Hacker collective Anonymous hit Israeli government and business sites Sunday in an attack apparently timed to coincide with Yom Hashoah, the day of remembrance for victims of the Holocaust. Among the targeted sites was Yad Vashem, the museum and educational center devoted to the Holocaust and to genocides around the world. 

Anonymous claimed to have done $3 billion in damage and “affected 100,000 websites, 40,000 Facebook pages, 5,000 Twitter accounts and 30,000 bank accounts,” according to Wired.

The Foreign Ministry’s site was down momentarily, as was the website for Alon Israel, a company that operates over 200 gas stations around the country. Local ISPs slowed due to governmental countermeasures. The Leumi Bank was also hacked and account information posted online.

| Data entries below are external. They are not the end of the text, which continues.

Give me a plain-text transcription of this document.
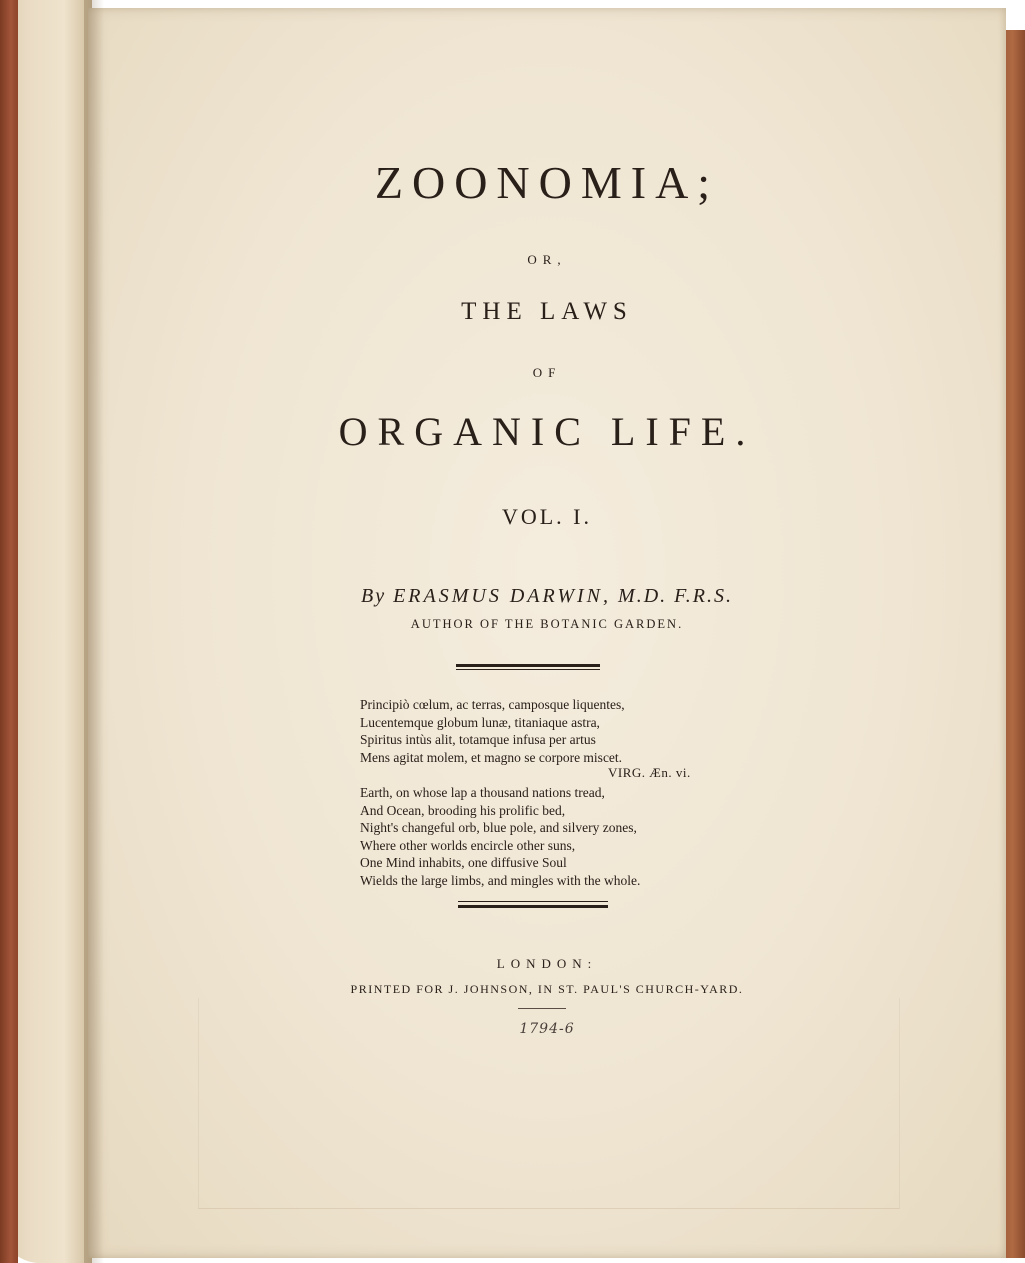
ZOONOMIA;
OR,
THE LAWS
OF
ORGANIC LIFE.
VOL. I.
By ERASMUS DARWIN, M.D. F.R.S.
AUTHOR OF THE BOTANIC GARDEN.
Principiò cœlum, ac terras, camposque liquentes,
Lucentemque globum lunæ, titaniaque astra,
Spiritus intùs alit, totamque infusa per artus
Mens agitat molem, et magno se corpore miscet.
VIRG. Æn. vi.
Earth, on whose lap a thousand nations tread,
And Ocean, brooding his prolific bed,
Night's changeful orb, blue pole, and silvery zones,
Where other worlds encircle other suns,
One Mind inhabits, one diffusive Soul
Wields the large limbs, and mingles with the whole.
LONDON:
PRINTED FOR J. JOHNSON, IN ST. PAUL'S CHURCH-YARD.
1794-6
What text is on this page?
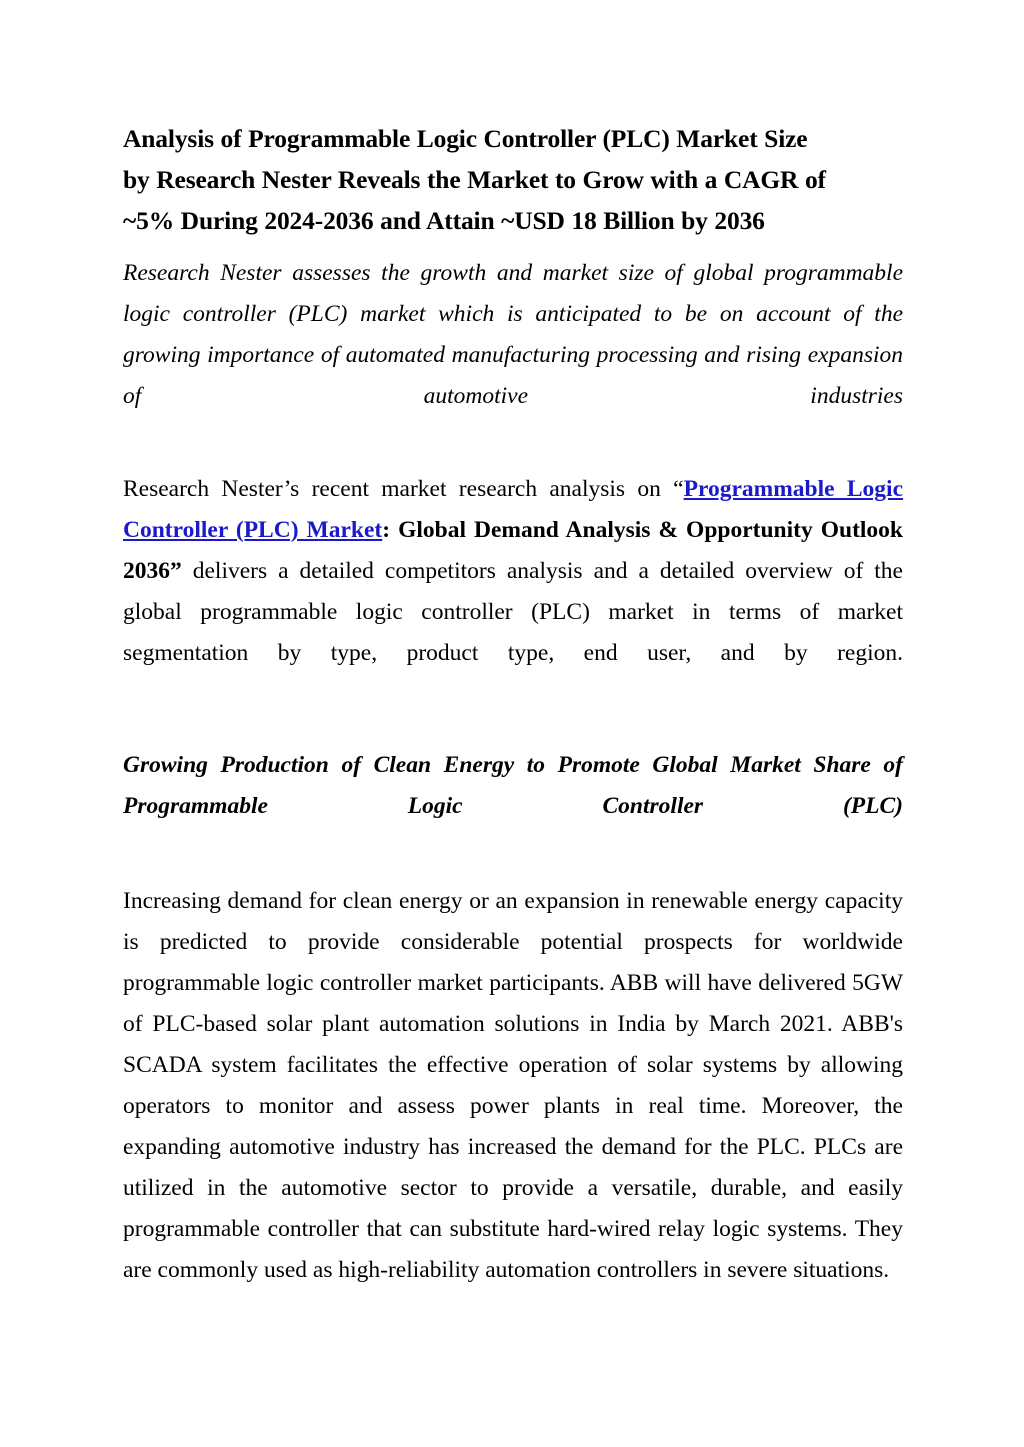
Analysis of Programmable Logic Controller (PLC) Market Size
by Research Nester Reveals the Market to Grow with a CAGR of
~5% During 2024-2036 and Attain ~USD 18 Billion by 2036

Research Nester assesses the growth and market size of global programmable logic controller (PLC) market which is anticipated to be on account of the growing importance of automated manufacturing processing and rising expansion of automotive industries

Research Nester’s recent market research analysis on “Programmable Logic Controller (PLC) Market: Global Demand Analysis & Opportunity Outlook 2036” delivers a detailed competitors analysis and a detailed overview of the global programmable logic controller (PLC) market in terms of market segmentation by type, product type, end user, and by region.

Growing Production of Clean Energy to Promote Global Market Share of Programmable Logic Controller (PLC)

Increasing demand for clean energy or an expansion in renewable energy capacity is predicted to provide considerable potential prospects for worldwide programmable logic controller market participants. ABB will have delivered 5GW of PLC-based solar plant automation solutions in India by March 2021. ABB's SCADA system facilitates the effective operation of solar systems by allowing operators to monitor and assess power plants in real time. Moreover, the expanding automotive industry has increased the demand for the PLC. PLCs are utilized in the automotive sector to provide a versatile, durable, and easily programmable controller that can substitute hard-wired relay logic systems. They are commonly used as high-reliability automation controllers in severe situations.
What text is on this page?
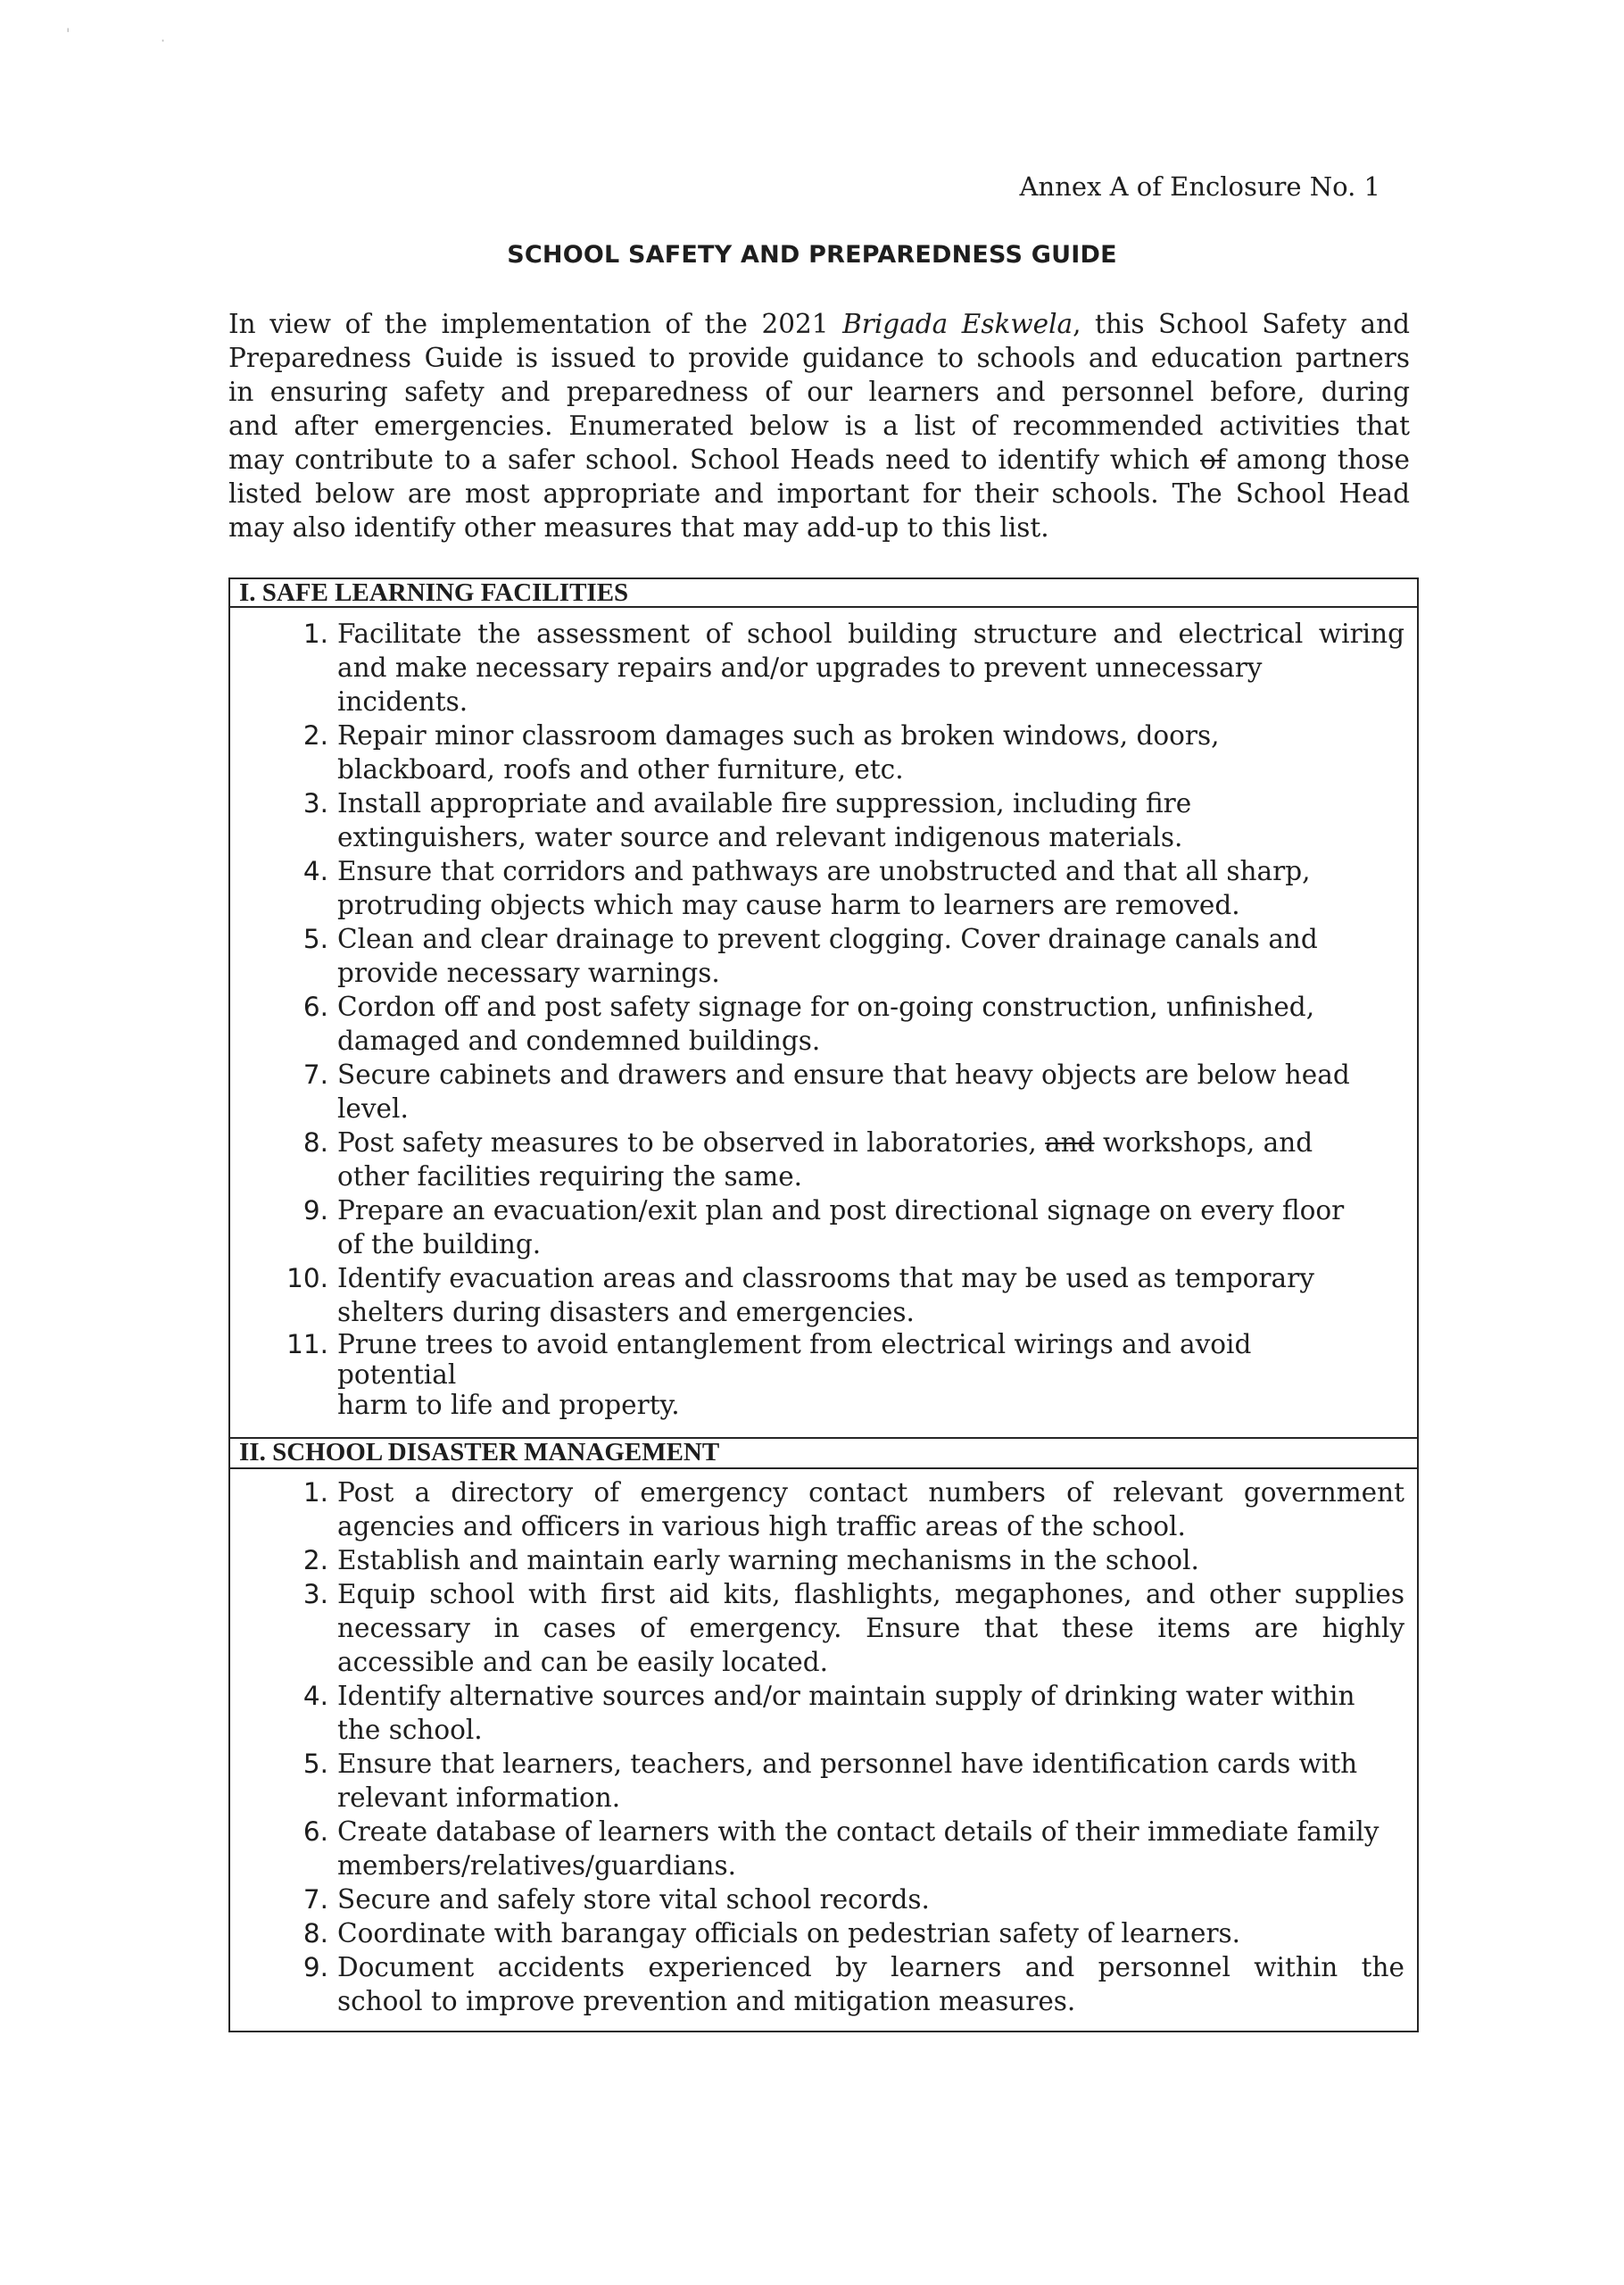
'	·
Annex A of Enclosure No. 1
SCHOOL SAFETY AND PREPAREDNESS GUIDE
In view of the implementation of the 2021 Brigada Eskwela, this School Safety and
Preparedness Guide is issued to provide guidance to schools and education partners
in ensuring safety and preparedness of our learners and personnel before, during
and after emergencies. Enumerated below is a list of recommended activities that
may contribute to a safer school. School Heads need to identify which of among those
listed below are most appropriate and important for their schools. The School Head
may also identify other measures that may add-up to this list.
I. SAFE LEARNING FACILITIES
1. Facilitate the assessment of school building structure and electrical wiring
and make necessary repairs and/or upgrades to prevent unnecessary
incidents.
2. Repair minor classroom damages such as broken windows, doors,
blackboard, roofs and other furniture, etc.
3. Install appropriate and available fire suppression, including fire
extinguishers, water source and relevant indigenous materials.
4. Ensure that corridors and pathways are unobstructed and that all sharp,
protruding objects which may cause harm to learners are removed.
5. Clean and clear drainage to prevent clogging. Cover drainage canals and
provide necessary warnings.
6. Cordon off and post safety signage for on-going construction, unfinished,
damaged and condemned buildings.
7. Secure cabinets and drawers and ensure that heavy objects are below head
level.
8. Post safety measures to be observed in laboratories, and workshops, and
other facilities requiring the same.
9. Prepare an evacuation/exit plan and post directional signage on every floor
of the building.
10. Identify evacuation areas and classrooms that may be used as temporary
shelters during disasters and emergencies.
11. Prune trees to avoid entanglement from electrical wirings and avoid
potential
harm to life and property.
II. SCHOOL DISASTER MANAGEMENT
1. Post a directory of emergency contact numbers of relevant government
agencies and officers in various high traffic areas of the school.
2. Establish and maintain early warning mechanisms in the school.
3. Equip school with first aid kits, flashlights, megaphones, and other supplies
necessary in cases of emergency. Ensure that these items are highly
accessible and can be easily located.
4. Identify alternative sources and/or maintain supply of drinking water within
the school.
5. Ensure that learners, teachers, and personnel have identification cards with
relevant information.
6. Create database of learners with the contact details of their immediate family
members/relatives/guardians.
7. Secure and safely store vital school records.
8. Coordinate with barangay officials on pedestrian safety of learners.
9. Document accidents experienced by learners and personnel within the
school to improve prevention and mitigation measures.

#OpIsrael, as the hacking campaign was titled, was designed to protest the treatment of the Palestinians by Israel. 

Palestinian Hamas, the group in power in Gaza, praised the hackers, according to the Daily Mail.

“God bless the minds and the efforts of the soldiers of the electronic battle,” Ihab Al-Ghussein, Gaza’s chief government spokesman, wrote on his official Facebook page.

But Israel is not short on online security skills and resources of its own. Within a couple of hours, an Israeli hacker had hacked the Anonymous campaign site and reprogrammed it to play the Israeli national anthem. 

@OpIsrael posted in their Twitter bio, “Our hacks haz a message, hopefully our message will be heard.” 

Between the group’s willfully vile timing and the robustness of Israeli defenses, it probably won’t.

The Anons behind #OpIsrael previously hacked Israeli web portal Walla!, releasing 500,000 usernames and passwords from the site in February.